Ok i have gotten it to display the tutorials(even though the pagination isnt working), but how do i go about creating the next file that will display the tutorial they clicked on? instead of id i have gone for username since id in my table is the tutorial id and not the userid. when i click on a tutorial by 'carl' it takes me to tutorials.php?username=test so how would i make that page?
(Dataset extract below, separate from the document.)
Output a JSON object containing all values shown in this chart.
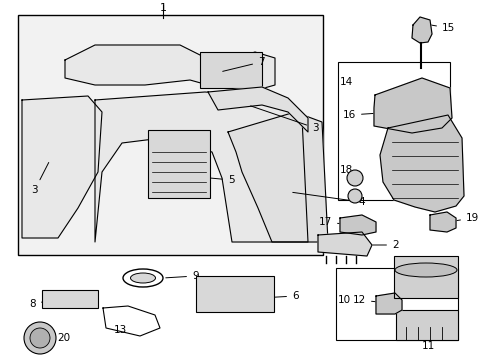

When i click the link i just get sent back to the previous page(the list of tutorial publishers)

Okay here is the current layout of tutorials.derricksesson.php I tried your code but couldnt get it to work. <?php ob_start(); include('header.php'); include('db.php'); $db=mysql_connect($db_host,$db_user,$db_pass) or die ('I cannot connect to the database because: ' . mysql_error()); mysql_select_db($db_name,$db); $pagenum = $_GET['pagenum']; if (!(isset($pagenum))) { $pagenum = 1; } //Here we count the number of results //Edit $data to be your query $data = mysql_query("SELECT * FROM tutorials WHERE username='cganim8or'") or die(mysql_error()); $rows = mysql_num_rows($data); //This is the number of results displayed per page $page_rows = 3; //This tells us the page number of our last page $last = ceil($rows/$page_rows); //this makes sure the page number isn't below one, or more than our maximum pages if ($pagenum < 1) { $pagenum = 1; } elseif ($pagenum > $last) { $pagenum = $last; } //This sets the range to display in our query $max = 'limit ' .($pagenum - 1) * $page_rows .',' .$page_rows; echo '<div id="page">'; echo '<div id="content"><br />'; echo '<h2 class="title">Tutorials By Derrick Sesson</h2><br />'; $result = mysql_query("SELECT fullname, name FROM tutorials WHERE username='cganim8or'") or die(mysql_error()); while($row = mysql_fetch_object($result)) { print "<a href='/tutorials.php?id=".$row->fullname."'>".$row->name."</a><br />"; } echo '<br><br><br></div>'; echo '</div>'; } echo " Page $pagenum of $last <p>"; if ($pagenum == 1) { } else { echo " <a href='{$_SERVER['PHP_SELF']}?pagenum=1'> <<-First</a> "; echo " "; $previous = $pagenum-1; echo " <a href='{$_SERVER['PHP_SELF']}?pagenum=$previous'> <-Previous</a> "; } //just a spacer echo " ---- "; //This does the same as above, only checking if we are on the last page, and then generating the Next and Last links if ($pagenum == $last) { } else { $next = $pagenum+1; echo " <a href='{$_SERVER['PHP_SELF']}?pagenum=$next'>Next -></a> "; echo " "; echo " <a href='{$_SERVER['PHP_SELF']}?pagenum=$last'>Last ->></a> "; } echo '</div>'; include('footer.php'); ob_flush(); ?> The rows in the tutorials table are: ID - tutorial id not userid name - name of tutorial description - of tutorial username - of tutorial provider fullname - of tutorial provider link - link to tutorial path - path the the image thumbnail hopefullyyou will be able to show me how i would get it to display the tutorial once the user clicks the tutorial they want.